Today, though, all young and some old people come with smart phones, and the self-sufficiency that comes from a smart phone has altered human patterns of exploration. They falsely conclude that the online reviews and wayfinding tools inherent with their GPS are giving them the equivalent of Lewis and Clark. Alas, they aren’t. How many of us have sat through a conversation where the speaker’s biggest obstacle with their journey was the wrong turn that google maps insisted they take along the way. That isn’t a journey. It is a passive hand off of a life skill. We all need to learn how to navigate with joy and not let the inherent fear of the unknown be bigger than it is.
I look at a map and see things differently now that I have this new insight into my crossword puzzle. I can see a need to get off of roads and out of airports more than ever. I want to see more of the real Earth. I want more puzzle pieces in the middle that I don’t understand.

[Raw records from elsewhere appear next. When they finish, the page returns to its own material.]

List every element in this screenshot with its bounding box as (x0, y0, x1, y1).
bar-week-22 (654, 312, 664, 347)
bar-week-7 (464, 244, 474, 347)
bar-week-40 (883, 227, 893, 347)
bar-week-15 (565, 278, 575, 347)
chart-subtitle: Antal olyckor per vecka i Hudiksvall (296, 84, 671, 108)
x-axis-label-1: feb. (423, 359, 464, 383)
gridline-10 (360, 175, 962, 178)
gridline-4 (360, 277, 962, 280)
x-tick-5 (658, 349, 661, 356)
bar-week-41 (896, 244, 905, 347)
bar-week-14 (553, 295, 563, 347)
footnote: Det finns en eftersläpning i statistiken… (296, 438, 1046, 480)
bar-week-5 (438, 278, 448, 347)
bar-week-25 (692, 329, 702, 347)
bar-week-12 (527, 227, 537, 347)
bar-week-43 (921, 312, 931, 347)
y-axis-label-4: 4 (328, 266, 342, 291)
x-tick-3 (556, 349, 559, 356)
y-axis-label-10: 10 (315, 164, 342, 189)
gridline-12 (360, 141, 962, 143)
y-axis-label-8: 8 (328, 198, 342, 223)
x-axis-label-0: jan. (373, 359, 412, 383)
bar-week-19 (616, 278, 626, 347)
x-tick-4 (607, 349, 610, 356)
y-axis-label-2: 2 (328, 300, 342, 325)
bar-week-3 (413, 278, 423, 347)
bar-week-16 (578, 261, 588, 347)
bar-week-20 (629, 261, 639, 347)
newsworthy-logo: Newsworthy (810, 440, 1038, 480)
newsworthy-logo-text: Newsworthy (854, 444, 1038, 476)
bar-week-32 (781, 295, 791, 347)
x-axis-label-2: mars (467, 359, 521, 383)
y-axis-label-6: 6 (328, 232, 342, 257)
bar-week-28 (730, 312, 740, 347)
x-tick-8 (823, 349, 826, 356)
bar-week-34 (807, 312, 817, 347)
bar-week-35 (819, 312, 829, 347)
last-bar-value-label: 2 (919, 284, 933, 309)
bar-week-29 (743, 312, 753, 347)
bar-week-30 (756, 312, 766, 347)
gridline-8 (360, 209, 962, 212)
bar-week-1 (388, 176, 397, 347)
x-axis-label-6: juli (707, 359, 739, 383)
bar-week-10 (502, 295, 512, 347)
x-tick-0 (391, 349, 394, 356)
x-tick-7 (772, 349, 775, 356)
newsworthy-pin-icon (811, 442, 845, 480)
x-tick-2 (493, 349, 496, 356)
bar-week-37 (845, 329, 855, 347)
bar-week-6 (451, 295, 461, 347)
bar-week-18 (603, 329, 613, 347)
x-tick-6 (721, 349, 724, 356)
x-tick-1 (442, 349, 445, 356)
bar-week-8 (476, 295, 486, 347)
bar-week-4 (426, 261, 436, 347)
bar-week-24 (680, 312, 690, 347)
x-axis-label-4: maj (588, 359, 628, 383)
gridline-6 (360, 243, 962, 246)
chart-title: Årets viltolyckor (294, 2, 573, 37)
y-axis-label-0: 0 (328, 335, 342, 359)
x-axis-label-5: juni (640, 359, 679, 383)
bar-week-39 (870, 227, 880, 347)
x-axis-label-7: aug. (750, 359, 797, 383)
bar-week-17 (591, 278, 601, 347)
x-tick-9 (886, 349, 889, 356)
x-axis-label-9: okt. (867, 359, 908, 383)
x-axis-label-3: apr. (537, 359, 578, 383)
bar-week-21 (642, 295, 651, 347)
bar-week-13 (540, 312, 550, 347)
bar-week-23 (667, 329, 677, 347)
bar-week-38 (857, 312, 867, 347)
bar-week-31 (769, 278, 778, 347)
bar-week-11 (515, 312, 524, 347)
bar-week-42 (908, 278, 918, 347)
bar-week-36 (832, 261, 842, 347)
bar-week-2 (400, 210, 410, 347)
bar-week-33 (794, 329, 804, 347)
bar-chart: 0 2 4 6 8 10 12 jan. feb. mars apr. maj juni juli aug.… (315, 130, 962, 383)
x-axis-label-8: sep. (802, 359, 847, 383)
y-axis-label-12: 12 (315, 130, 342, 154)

Navigation is as much a philosophic endeavor as it is action focused task. Puzzles help us develop that skill. When I lead a tour, I am acting as a map for people who want to explore the middle of the puzzle. I act like the border pieces. When I take my children down a river for a few days or hike though New Zealand or the Rockies, I am letting them see all the puzzle pieces from above and let them think about what it means to them. I don’t hear their answers; but I am not asking them the questions, either. They are both courageous men, so I know my efforts worked.
What is your current jigsaw puzzle? What are you doing with the middle pieces? I hope you fight to find where they go.